A contract is a legally enforceable agreement between parties. In plain language, it is a promise or set of promises the law will recognize and, in many cases, enforce if one side fails to do what it agreed to do.
Why It Matters
Contracts are the legal backbone of everyday transactions. Employment offers, software subscriptions, settlement agreements, leases, sales of goods, service arrangements, and confidentiality deals all rely on contract law. If a reader does not understand what a contract is, it becomes harder to understand related terms such as offer, acceptance, consideration, breach, or damages.

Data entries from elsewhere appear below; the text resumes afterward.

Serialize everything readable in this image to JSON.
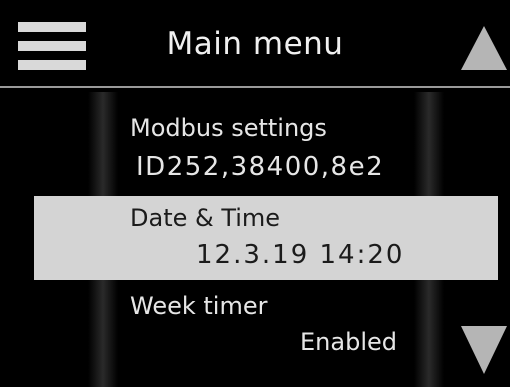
{
  "header": {
    "menu_icon": "hamburger-menu-icon",
    "title": "Main menu",
    "up_icon": "arrow-up-icon"
  },
  "menu": {
    "items": [
      {
        "label": "Modbus settings",
        "value": "ID252,38400,8e2",
        "selected": false
      },
      {
        "label": "Date & Time",
        "value": "12.3.19 14:20",
        "selected": true
      },
      {
        "label": "Week timer",
        "value": "Enabled",
        "selected": false
      }
    ]
  },
  "footer": {
    "down_icon": "arrow-down-icon"
  },
  "colors": {
    "background": "#000000",
    "text": "#e6e6e6",
    "selection": "#d4d4d4",
    "arrow": "#b5b5b5"
  }
}
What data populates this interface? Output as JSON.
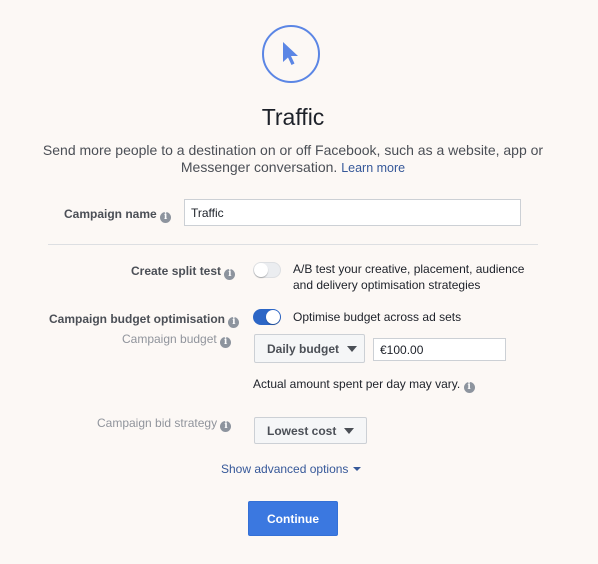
{
  "header": {
    "icon": "cursor-arrow-icon",
    "title": "Traffic",
    "description": "Send more people to a destination on or off Facebook, such as a website, app or Messenger conversation.",
    "learn_more": "Learn more"
  },
  "campaign_name": {
    "label": "Campaign name",
    "value": "Traffic"
  },
  "split_test": {
    "label": "Create split test",
    "enabled": false,
    "help_line1": "A/B test your creative, placement, audience",
    "help_line2": "and delivery optimisation strategies"
  },
  "budget_optimisation": {
    "label": "Campaign budget optimisation",
    "enabled": true,
    "toggle_text": "Optimise budget across ad sets"
  },
  "campaign_budget": {
    "label": "Campaign budget",
    "type_selected": "Daily budget",
    "amount": "€100.00",
    "note": "Actual amount spent per day may vary."
  },
  "bid_strategy": {
    "label": "Campaign bid strategy",
    "selected": "Lowest cost"
  },
  "advanced_options": "Show advanced options",
  "continue_label": "Continue",
  "colors": {
    "accent": "#3b78e0",
    "link": "#365899",
    "background": "#fcf8f5"
  }
}
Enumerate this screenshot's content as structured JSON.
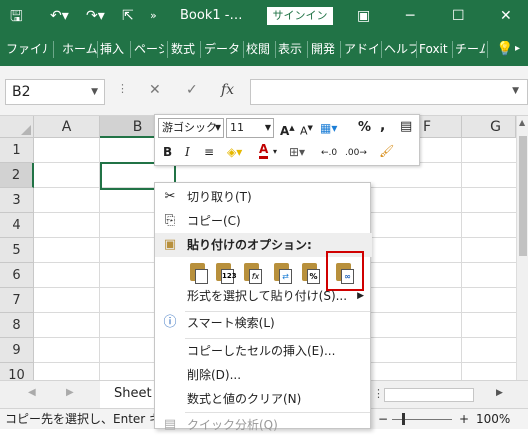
{
  "window": {
    "title": "Book1 -…",
    "signin": "サインイン"
  },
  "ribbon": {
    "tabs": [
      "ファイル",
      "ホーム",
      "挿入",
      "ページ",
      "数式",
      "データ",
      "校閲",
      "表示",
      "開発",
      "アドイ",
      "ヘルプ",
      "Foxit",
      "チーム"
    ]
  },
  "formula_bar": {
    "name_box": "B2",
    "fx": "fx"
  },
  "sheet": {
    "columns": [
      "A",
      "B",
      "C",
      "F",
      "G"
    ],
    "rows": [
      "1",
      "2",
      "3",
      "4",
      "5",
      "6",
      "7",
      "8",
      "9",
      "10"
    ]
  },
  "sheet_tab": "Sheet",
  "status": {
    "message": "コピー先を選択し、Enter キー",
    "zoom": "100%"
  },
  "mini_toolbar": {
    "font": "游ゴシック",
    "size": "11",
    "percent": "%",
    "comma": ","
  },
  "context_menu": {
    "cut": "切り取り(T)",
    "copy": "コピー(C)",
    "paste_header": "貼り付けのオプション:",
    "paste_special": "形式を選択して貼り付け(S)...",
    "smart_lookup": "スマート検索(L)",
    "insert_copied": "コピーしたセルの挿入(E)...",
    "delete": "削除(D)...",
    "clear": "数式と値のクリア(N)",
    "quick_analysis": "クイック分析(Q)",
    "paste_icons": [
      "paste-icon",
      "paste-values-icon",
      "paste-formulas-icon",
      "paste-transpose-icon",
      "paste-formatting-icon",
      "paste-link-icon"
    ],
    "paste_123": "123",
    "paste_fx": "fx",
    "paste_pct": "%"
  }
}
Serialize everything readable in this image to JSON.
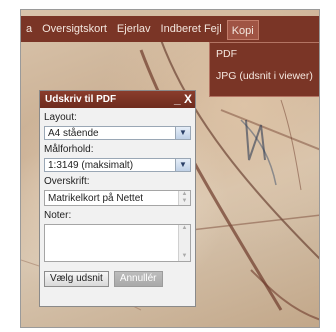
{
  "menubar": {
    "items": [
      {
        "label": "a"
      },
      {
        "label": "Oversigtskort"
      },
      {
        "label": "Ejerlav"
      },
      {
        "label": "Indberet Fejl"
      },
      {
        "label": "Kopi"
      }
    ]
  },
  "kopi_menu": {
    "items": [
      {
        "label": "PDF"
      },
      {
        "label": "JPG (udsnit i viewer)"
      }
    ]
  },
  "dialog": {
    "title": "Udskriv til PDF",
    "minimize_glyph": "_",
    "close_glyph": "X",
    "layout_label": "Layout:",
    "layout_value": "A4 stående",
    "scale_label": "Målforhold:",
    "scale_value": "1:3149 (maksimalt)",
    "heading_label": "Overskrift:",
    "heading_value": "Matrikelkort på Nettet",
    "notes_label": "Noter:",
    "notes_value": "",
    "select_button": "Vælg udsnit",
    "cancel_button": "Annullér"
  },
  "icons": {
    "dropdown_arrow": "chevron-down-icon",
    "minimize": "minimize-icon",
    "close": "close-icon"
  },
  "colors": {
    "menubar_bg": "#7a3526",
    "dialog_title_bg": "#7a3526",
    "map_bg": "#d2b99d"
  }
}
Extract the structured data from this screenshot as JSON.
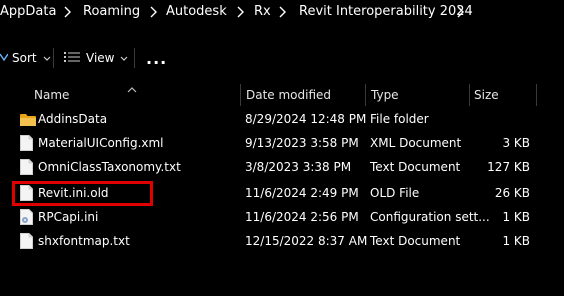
{
  "breadcrumb": {
    "segments": [
      "AppData",
      "Roaming",
      "Autodesk",
      "Rx",
      "Revit Interoperability 2024"
    ]
  },
  "toolbar": {
    "sort_label": "Sort",
    "view_label": "View",
    "more_label": "..."
  },
  "columns": {
    "name": "Name",
    "date": "Date modified",
    "type": "Type",
    "size": "Size"
  },
  "files": [
    {
      "icon": "folder-icon",
      "name": "AddinsData",
      "date": "8/29/2024 12:48 PM",
      "type": "File folder",
      "size": ""
    },
    {
      "icon": "file-icon",
      "name": "MaterialUIConfig.xml",
      "date": "9/13/2023 3:58 PM",
      "type": "XML Document",
      "size": "3 KB"
    },
    {
      "icon": "file-icon",
      "name": "OmniClassTaxonomy.txt",
      "date": "3/8/2023 3:38 PM",
      "type": "Text Document",
      "size": "127 KB"
    },
    {
      "icon": "file-icon",
      "name": "Revit.ini.old",
      "date": "11/6/2024 2:49 PM",
      "type": "OLD File",
      "size": "26 KB"
    },
    {
      "icon": "file-settings-icon",
      "name": "RPCapi.ini",
      "date": "11/6/2024 2:56 PM",
      "type": "Configuration sett...",
      "size": "1 KB"
    },
    {
      "icon": "file-icon",
      "name": "shxfontmap.txt",
      "date": "12/15/2022 8:37 AM",
      "type": "Text Document",
      "size": "1 KB"
    }
  ],
  "colors": {
    "background": "#000000",
    "text": "#ffffff",
    "folder": "#f2c14e",
    "highlight": "#e00000"
  }
}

A contract also matters because not every promise becomes a legal obligation. The law usually looks for recognizable elements such as mutual agreement, reasonably definite terms, and a basis for enforcement before treating an exchange as binding.
Where It Appears
The term appears anywhere parties deliberately create legal obligations. It shows up in signed written agreements, click-through terms, negotiated business deals, settlement papers, employment documents, and purchase transactions. In disputes, it often appears in complaints, motions, and judicial opinions discussing whether a contract existed, what it required, and whether one side breached it.
Practical Example
A company hires a designer to build a website for a fixed fee, with deadlines and payment terms written down. If the company pays and the designer performs, the contract is carried out. If the designer stops work without justification after taking payment, the company may claim a breach of contract and seek damages.
How It Differs From Nearby Terms
- An offer is a proposal. A contract usually does not exist until an offer is accepted and the other needed elements are present.
- Acceptance is the act of agreeing to the offer on the required terms.
- Consideration usually refers to the exchange of value that helps make the agreement enforceable.
- A breach of contract is what happens when one party fails to perform as the contract requires.
Related Terms
Knowledge Check
- Is every agreement automatically a contract? No. The law usually looks for recognizable legal elements before treating an agreement as enforceable.
- Why does the term matter in a dispute? Because a court often has to decide whether a contract existed, what it required, and whether someone failed to perform.